Сказав это, он взглянул на Пеппо: не оскорбился ли тот? Но тетивщик уже мирно подтягивал на кауром подпругу.
В последний раз окинув взглядом тропу, Годелот вполголоса прочел короткую молитву, взялся за поводья кобылы и вскочил на своего коня. Ему не терпелось покинуть место схватки.
* * *
Уже зашло солнце, зной спал, и прохладный ветерок вкрадчиво зашелестел кронами. Распростертая под старым орешником фигура зашевелилась, глухо застонав. Уже третий раз он приходил в сознание, но адская боль, раскалывавшая голову, свинцовой тяжестью пригвождала его к земле. Однако умирать Маттео не собирался. Только не сейчас.
Превозмогая боль, оторвал от сырой лесной прели затылок, затем плечи. Сел, чувствуя, как запекшаяся кровь гадко стягивает кожу. Металлический вкус во рту… Что ж, тем лучше, пересохшими губами не свистнешь.
Несколько раз пронзительный свист оглашал лес. Маттео готов был отчаяться, слыша в ответ лишь шелест истомленной зноем листвы. Но вот до него донесся отдаленный топот.
– Да… – хрипло пробормотал капрал и снова свистнул. Конь, напуганный тем одиноким подлым выстрелом, все же не убежал далеко и услышал хозяина. Теперь лишь как угодно, но вскарабкаться в седло. Скакун сам отнесет его на постоялый двор, где ждет полковник Орсо.
Вот и конь, гнедой рысак, глянцевым сгустком тьмы вырвавшийся из чащи на тропу. Маттео вцепился в поводья, зарычал от боли и встал на ноги. Сейчас, еще немного.
Конь понял и опустился на колени, принимая вес раненого человека. Маттео, взгромоздившись в седло и отдышавшись, невольно улыбнулся.
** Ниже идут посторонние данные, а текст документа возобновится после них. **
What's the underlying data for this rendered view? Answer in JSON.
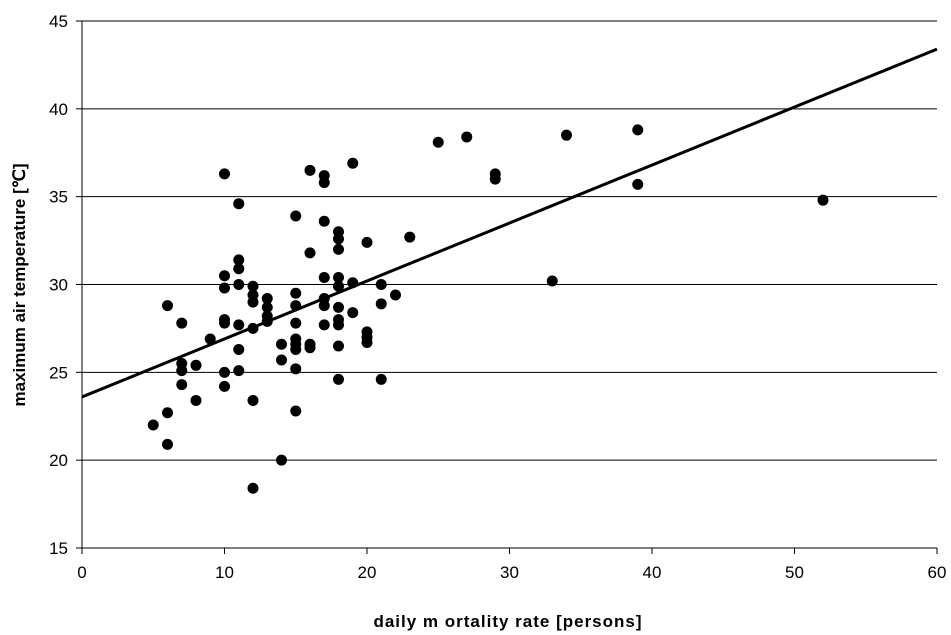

Он еще сможет подарить маленькому племяннику отцовское наследство.
Глава 7
Ухмылки исполненных желаний
Гнетущий июньский зной, выжав досуха землю, траву и людские глотки, наконец переполнился краденой влагой и разразился неистовой грозой.
Небо бесновалось, раскалываемое на куски синеватыми молниями, ревело густым утробным грохотом, изрыгая теплые потоки дождя.
В тесной комнатенке постоялого двора полковник Орсо задумчиво сидел у окна, глядя в мутную закипь непогоды. В окно вливались упоительная прохлада и запах мокрой земли. Полковник всегда любил грозы и сейчас пинками загнал все заботы в темные чуланы памяти, чтобы молча внимать шуму ливня, равнодушного к мелким человеческим тревогам.
Однако дробный топот на лестнице вырвал полковника из умиротворенной тишины. «Может быть, слуга спешит мимо? – мелькнула почти умоляющая мысль. – Мало ли постояльцев у Густаво в эту ночь…» Но в дощатую дверь уже колотила усердная рука. Орсо, сглатывая брань, поднялся с табурета и рванул медную ручку. На пороге стоял мальчишка, на чьем некогда белом фартуке отчетливо виднелись свежие пятна крови.
– Господин полковник! – Мальчуган вытаращил глаза, словно стараясь придать своим словам больше веса. – Там всадник приехал. Капрал вашего полка. Преочень плох, кровищи – аж по бокам лошади ручьями! Совсем помирает! Вас зовет, аж из рук рвется! Скорее, господин!
Под заполошное квохтанье слуги Орсо стремительно натянул дублет и понесся вниз по лестнице. Он посылал за беглецами четверых вооруженных солдат. Что за черт?!
Из кухни навстречу полковнику уже спешил Густаво, его рыхлый живот трясся от волнения, и в такт ему тряслись пышные усы.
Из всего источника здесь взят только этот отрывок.